ACFF Canada-U.S. Chapter Awards Grants to Improve the Oral Health of Young Children

Winning Programs Address Dental Caries Among Underserved Populations 


TORONTO, November 28, 2017 – The Canada-United States Chapter of the Alliance for a Cavity-Free Future (ACFF) has announced the winners of interprofessional grants totaling $50,000 (USD) to fund projects designed to address the problem of early childhood caries in children under age 6 years. 

Made possible through funding from Colgate-Palmolive, this year’s grant awardees have designed programs that will provide training and mentoring to caregivers and improve the oral health of young children from economically and socially disadvantaged communities.

“As oral care providers and educators, we stress the importance of twice daily brushing and reducing sugar intake to help prevent dental caries,” says Margherita Fontana, DDS, PhD, professor, University of Michigan School of Dentistry and co-chair, Canada-U.S. Chapter of the AACFF. “This year’s grant winners have developed programs to bring these important messages directly into the community, reaching people who need it most.”

About the 2017 Winners

  • ACFF Community Oral Health Workers (COHW) Project (UCLA Center for Children’s Oral Health, Los Angeles)The goal of this project is to reduce the burden of dental disease in children ages 0-5 in Los Angeles County (LAC).  UCLA will partner with the Hope Street Family Center to train and mentor 10 caregivers/parents to become Community Oral Health Workers who will then provide local oral health promotion to other caregivers of young children in their community.
  • Oral Health of Immigrants’ Children in Context of Acculturation and Social Support (University of Alberta, Edmonton, Canada)The study proposed by this program aims to determine the effects of cultural and social changes faced by immigrants on their children’s caries status and oral health behaviors.
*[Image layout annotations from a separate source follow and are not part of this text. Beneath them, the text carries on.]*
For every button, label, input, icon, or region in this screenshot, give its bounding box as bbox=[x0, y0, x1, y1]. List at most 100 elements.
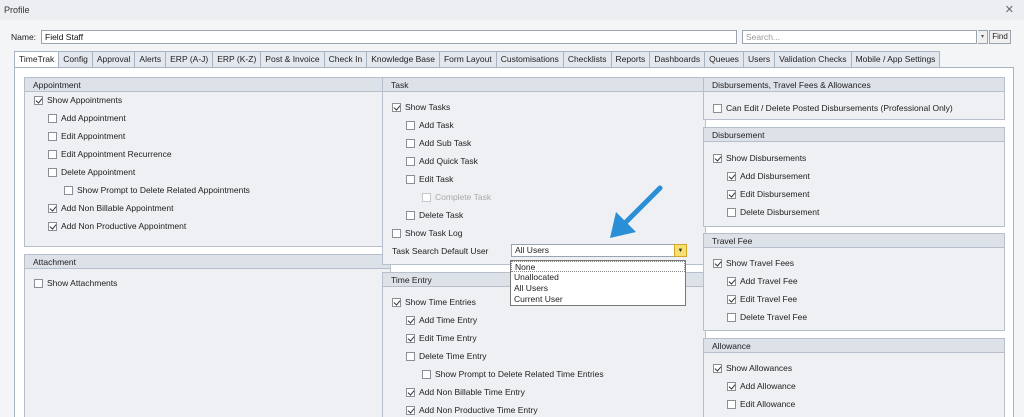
checkbox[interactable] bbox=[727, 189, 736, 199]
task-option[interactable]: Delete Task bbox=[406, 208, 463, 222]
task-option[interactable]: Edit Task bbox=[406, 172, 453, 186]
appointment-option[interactable]: Show Prompt to Delete Related Appointmen… bbox=[64, 183, 250, 197]
checkbox[interactable] bbox=[406, 210, 415, 220]
tab-approval[interactable]: Approval bbox=[92, 51, 136, 68]
time-entry-option[interactable]: Add Time Entry bbox=[406, 313, 477, 327]
time-entry-option[interactable]: Show Prompt to Delete Related Time Entri… bbox=[422, 367, 604, 381]
allowance-option[interactable]: Add Allowance bbox=[727, 379, 796, 393]
checkbox[interactable] bbox=[727, 207, 736, 217]
checkbox[interactable] bbox=[406, 120, 415, 130]
tab-config[interactable]: Config bbox=[59, 51, 93, 68]
appointment-option[interactable]: Delete Appointment bbox=[48, 165, 135, 179]
task-option[interactable]: Add Quick Task bbox=[406, 154, 478, 168]
allowance-option[interactable]: Edit Allowance bbox=[727, 397, 795, 411]
checkbox[interactable] bbox=[727, 294, 736, 304]
checkbox[interactable] bbox=[48, 221, 57, 231]
name-input[interactable]: Field Staff bbox=[41, 30, 737, 44]
tab-alerts[interactable]: Alerts bbox=[135, 51, 167, 68]
dropdown-option[interactable]: None bbox=[511, 261, 685, 272]
time-entry-option[interactable]: Edit Time Entry bbox=[406, 331, 477, 345]
disbursement-option[interactable]: Delete Disbursement bbox=[727, 205, 819, 219]
task-default-user-select[interactable]: All Users ▼ bbox=[511, 244, 687, 257]
task-option[interactable]: Show Task Log bbox=[392, 226, 463, 240]
checkbox[interactable] bbox=[48, 203, 57, 213]
allowance-option[interactable]: Show Allowances bbox=[713, 361, 792, 375]
tab-form-layout[interactable]: Form Layout bbox=[439, 51, 497, 68]
checkbox[interactable] bbox=[48, 113, 57, 123]
checkbox[interactable] bbox=[727, 399, 736, 409]
tab-users[interactable]: Users bbox=[743, 51, 776, 68]
checkbox[interactable] bbox=[406, 174, 415, 184]
dropdown-option[interactable]: All Users bbox=[511, 283, 685, 294]
find-button[interactable]: Find bbox=[989, 30, 1011, 44]
checkbox[interactable] bbox=[48, 167, 57, 177]
disbursement-option[interactable]: Add Disbursement bbox=[727, 169, 810, 183]
checkbox[interactable] bbox=[727, 312, 736, 322]
tab-customisations[interactable]: Customisations bbox=[496, 51, 564, 68]
search-input[interactable]: Search... bbox=[742, 30, 977, 44]
disb-travel-option[interactable]: Can Edit / Delete Posted Disbursements (… bbox=[713, 101, 953, 115]
checkbox[interactable] bbox=[64, 185, 73, 195]
checkbox[interactable] bbox=[406, 387, 415, 397]
travel-fee-option[interactable]: Edit Travel Fee bbox=[727, 292, 797, 306]
checkbox[interactable] bbox=[713, 363, 722, 373]
checkbox[interactable] bbox=[406, 405, 415, 415]
appointment-option[interactable]: Add Appointment bbox=[48, 111, 126, 125]
tab-erp-a-j[interactable]: ERP (A-J) bbox=[166, 51, 214, 68]
checkbox[interactable] bbox=[727, 276, 736, 286]
checkbox[interactable] bbox=[392, 102, 401, 112]
tab-dashboards[interactable]: Dashboards bbox=[650, 51, 706, 68]
appointment-option[interactable]: Show Appointments bbox=[34, 93, 122, 107]
checkbox[interactable] bbox=[422, 369, 431, 379]
travel-fee-option[interactable]: Delete Travel Fee bbox=[727, 310, 807, 324]
time-entry-option[interactable]: Add Non Productive Time Entry bbox=[406, 403, 538, 417]
tab-queues[interactable]: Queues bbox=[705, 51, 744, 68]
tab-checklists[interactable]: Checklists bbox=[563, 51, 612, 68]
checkbox[interactable] bbox=[727, 381, 736, 391]
checkbox[interactable] bbox=[406, 333, 415, 343]
checkbox[interactable] bbox=[713, 153, 722, 163]
checkbox[interactable] bbox=[34, 95, 43, 105]
checkbox-label: Show Appointments bbox=[47, 95, 123, 105]
appointment-option[interactable]: Add Non Billable Appointment bbox=[48, 201, 173, 215]
travel-fee-panel-title: Travel Fee bbox=[704, 234, 1004, 248]
travel-fee-option[interactable]: Show Travel Fees bbox=[713, 256, 794, 270]
chevron-down-icon[interactable]: ▼ bbox=[674, 244, 687, 257]
tab-erp-k-z[interactable]: ERP (K-Z) bbox=[213, 51, 262, 68]
checkbox[interactable] bbox=[392, 228, 401, 238]
attachment-option[interactable]: Show Attachments bbox=[34, 276, 117, 290]
tab-validation-checks[interactable]: Validation Checks bbox=[775, 51, 852, 68]
dropdown-option[interactable]: Current User bbox=[511, 294, 685, 305]
checkbox[interactable] bbox=[406, 156, 415, 166]
checkbox[interactable] bbox=[406, 138, 415, 148]
tab-check-in[interactable]: Check In bbox=[324, 51, 368, 68]
checkbox[interactable] bbox=[392, 297, 401, 307]
time-entry-option[interactable]: Show Time Entries bbox=[392, 295, 476, 309]
travel-fee-option[interactable]: Add Travel Fee bbox=[727, 274, 798, 288]
checkbox[interactable] bbox=[48, 131, 57, 141]
disbursement-option[interactable]: Edit Disbursement bbox=[727, 187, 809, 201]
dropdown-option[interactable]: Unallocated bbox=[511, 272, 685, 283]
checkbox[interactable] bbox=[713, 258, 722, 268]
task-option[interactable]: Add Sub Task bbox=[406, 136, 471, 150]
appointment-option[interactable]: Edit Appointment bbox=[48, 129, 125, 143]
tab-mobile-app-settings[interactable]: Mobile / App Settings bbox=[851, 51, 941, 68]
checkbox[interactable] bbox=[48, 149, 57, 159]
time-entry-option[interactable]: Add Non Billable Time Entry bbox=[406, 385, 525, 399]
checkbox[interactable] bbox=[727, 171, 736, 181]
time-entry-option[interactable]: Delete Time Entry bbox=[406, 349, 487, 363]
checkbox[interactable] bbox=[34, 278, 43, 288]
tab-reports[interactable]: Reports bbox=[611, 51, 651, 68]
checkbox[interactable] bbox=[406, 315, 415, 325]
tab-post-invoice[interactable]: Post & Invoice bbox=[261, 51, 325, 68]
task-option[interactable]: Add Task bbox=[406, 118, 454, 132]
disbursement-option[interactable]: Show Disbursements bbox=[713, 151, 806, 165]
checkbox[interactable] bbox=[406, 351, 415, 361]
search-dropdown-icon[interactable]: ▾ bbox=[978, 30, 988, 44]
close-icon[interactable]: ✕ bbox=[1005, 3, 1014, 16]
tab-knowledge-base[interactable]: Knowledge Base bbox=[367, 51, 440, 68]
task-option[interactable]: Show Tasks bbox=[392, 100, 450, 114]
appointment-option[interactable]: Add Non Productive Appointment bbox=[48, 219, 186, 233]
checkbox[interactable] bbox=[713, 103, 722, 113]
appointment-option[interactable]: Edit Appointment Recurrence bbox=[48, 147, 172, 161]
Participants will be first-generation parents and their children (aged 2 to 5 years) who have lived in Canada for more than 2 years. Data will be collected through validated questionnaires and dental examinations in community locations. The results will enhance the knowledge of oral care providers as it relates to the role of acculturation and perceived social support in parents’ behaviors regarding their children’s oral health and help to develop culturally relevant interventions that effectively improve childhood oral health.